Posted on March 20, 2018

By Greg Knowler, JOC.com

The Port of Hamburg celebrated the largest container ship to ever sail up Germany’s Elbe River, but the arrival of 20,776 TEU CMA CGM Antoine de Saint Exupery also served as another reminder of the urgent need to deepen river access to the North Europe hub.

On its maiden call to Hamburg with the FAL1 service between Asia and Europe, the biggest ship in the CMA CGM fleet is currently discharging 7,000 TEU and loading 4,000 TEU at Hamburger Hafen unk Logistik AG (HHLA) Container Terminal Burchardkai.

Hub ports handling mega-ships is not unusual, and the Port of Hamburg certainly has the infrastructure required to compete with its regional peers, but the difference is that even though Germany’s busiest port doubled the number of mega-ships it handled in 2017 to 102 calls, its throughput actually declined compared with the previous year. And this in a year when all its hub competitors in North Europe reported strongly rising volume.

Port of Hamburg Marketing officials believe draft restrictions in force on the Elbe River fairway and the narrow tidal window have caused shipowners to use available transport space on their mega-ships primarily to shift loaded boxes, with empty containers increasingly being routed via other ports in North Europe.

In 2017, the empty containers handled by Hamburg fell by 88,000 TEU to 1.2 million TEU, while loaded boxes remained unchanged at 7.6 million TEU. Hamburg handles the lowest proportion of empty containers among its hub peers at 13 percent of the total, and the highest proportion of loaded boxes at 87 percent.

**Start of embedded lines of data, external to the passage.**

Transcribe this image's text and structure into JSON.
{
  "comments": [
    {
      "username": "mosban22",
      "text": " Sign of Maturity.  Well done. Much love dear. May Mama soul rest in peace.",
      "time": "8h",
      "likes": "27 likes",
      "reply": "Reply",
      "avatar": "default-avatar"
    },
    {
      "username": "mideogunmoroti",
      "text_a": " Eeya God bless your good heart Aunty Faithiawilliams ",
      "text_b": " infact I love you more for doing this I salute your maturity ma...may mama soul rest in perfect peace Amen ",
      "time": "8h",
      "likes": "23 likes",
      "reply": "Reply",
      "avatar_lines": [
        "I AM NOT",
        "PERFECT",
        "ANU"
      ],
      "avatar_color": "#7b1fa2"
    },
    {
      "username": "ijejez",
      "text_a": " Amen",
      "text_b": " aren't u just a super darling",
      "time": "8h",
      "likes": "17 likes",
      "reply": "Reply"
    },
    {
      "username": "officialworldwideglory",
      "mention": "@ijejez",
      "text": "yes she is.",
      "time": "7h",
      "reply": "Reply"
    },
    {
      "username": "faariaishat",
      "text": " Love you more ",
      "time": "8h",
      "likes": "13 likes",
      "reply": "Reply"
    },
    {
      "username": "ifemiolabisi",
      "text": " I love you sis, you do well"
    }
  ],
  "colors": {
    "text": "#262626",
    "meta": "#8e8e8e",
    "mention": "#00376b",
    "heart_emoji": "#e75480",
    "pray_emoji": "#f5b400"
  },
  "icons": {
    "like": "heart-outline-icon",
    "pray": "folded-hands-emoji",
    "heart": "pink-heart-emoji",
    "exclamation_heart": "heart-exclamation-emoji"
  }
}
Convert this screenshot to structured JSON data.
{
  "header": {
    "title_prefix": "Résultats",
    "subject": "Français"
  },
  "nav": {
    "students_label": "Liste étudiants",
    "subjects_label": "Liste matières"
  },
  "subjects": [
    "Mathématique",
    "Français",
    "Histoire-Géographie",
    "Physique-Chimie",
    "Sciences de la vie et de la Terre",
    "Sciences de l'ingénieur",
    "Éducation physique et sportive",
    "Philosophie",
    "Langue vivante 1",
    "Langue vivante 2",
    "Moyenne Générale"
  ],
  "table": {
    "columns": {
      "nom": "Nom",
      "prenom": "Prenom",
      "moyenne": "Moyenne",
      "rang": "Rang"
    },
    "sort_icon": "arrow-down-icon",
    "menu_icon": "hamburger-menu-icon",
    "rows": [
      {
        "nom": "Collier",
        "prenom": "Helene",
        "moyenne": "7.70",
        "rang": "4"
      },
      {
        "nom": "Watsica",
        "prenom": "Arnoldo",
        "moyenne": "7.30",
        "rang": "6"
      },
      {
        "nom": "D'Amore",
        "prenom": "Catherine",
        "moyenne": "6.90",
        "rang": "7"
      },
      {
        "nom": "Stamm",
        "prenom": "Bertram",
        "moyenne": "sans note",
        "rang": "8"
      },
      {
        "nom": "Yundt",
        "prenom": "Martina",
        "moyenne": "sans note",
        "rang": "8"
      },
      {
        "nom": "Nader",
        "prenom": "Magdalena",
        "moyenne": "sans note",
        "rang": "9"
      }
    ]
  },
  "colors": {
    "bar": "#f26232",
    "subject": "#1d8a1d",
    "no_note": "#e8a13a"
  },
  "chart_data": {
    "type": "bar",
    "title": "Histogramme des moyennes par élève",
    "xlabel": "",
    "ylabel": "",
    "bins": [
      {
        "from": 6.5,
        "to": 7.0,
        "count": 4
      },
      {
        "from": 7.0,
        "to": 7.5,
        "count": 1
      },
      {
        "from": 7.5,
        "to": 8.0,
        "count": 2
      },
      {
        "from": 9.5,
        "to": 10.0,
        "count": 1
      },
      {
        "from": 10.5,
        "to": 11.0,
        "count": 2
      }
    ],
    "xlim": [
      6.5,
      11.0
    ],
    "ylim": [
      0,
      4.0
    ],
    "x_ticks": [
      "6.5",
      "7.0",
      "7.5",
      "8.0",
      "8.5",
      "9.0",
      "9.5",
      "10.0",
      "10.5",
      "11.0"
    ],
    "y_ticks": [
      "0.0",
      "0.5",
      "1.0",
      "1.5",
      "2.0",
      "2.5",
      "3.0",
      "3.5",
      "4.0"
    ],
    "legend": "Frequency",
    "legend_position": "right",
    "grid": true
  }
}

“Once the Elbe fairway adjustment has been completed, we shall be able to handle substantially more containers and bulk cargo in Hamburg. Terminals and other port facilities are well prepared for growth,” said Port of Hamburg Marketing executive board member Ingo Egloff.

Hamburg is confident a start on the deepening work will finally be made this year. Environmental opposition to deepening the Elbe River has been holding up plans to dredge about 130 kilometers (81 miles) of the river that, once complete, will enable the mega-ships with a draught of 14.5 meters (47.6 feet) to reach the port, one meter deeper than the current draught. But in November 2017, a German court dismissed a legal challenge to the planned dredging, clearing the way for the project.

Burchardkai has been designed to handle the mega-ships with two berths for handling 20,000-plus TEU vessels and gantry crane booms extending over the 24 boxes that comprise a mega-ship row. Nine of the 13 cranes are being used simultaneously to handle the CMA CGM Antoine de Saint Exupery.

“By investing in state-of-the-art gantry cranes and storage technology, we prepared ourselves at an early stage for this growth in ship size,” said Jens Hansen, HHLA executive board member and chief operating officer.

But he noted that the port was not only making progress on the quayside. In November 2017 a slot booking procedure for trucks was introduced to overcome peak situations, and the expansion of the Altenwerder rail terminal and the Burchardkai rail terminal will further integrate Hamburg with European hinterland rail services.

Port officials believe that the growth in container shipping vessel size has reached its limit or will only continue in small steps, and with 98 percent of all cargo moving through the port now in containers, the new focus at Hamburg will be on how to optimize the handling of those boxes through technology, innovation, and digitalizing many of the processes in the port.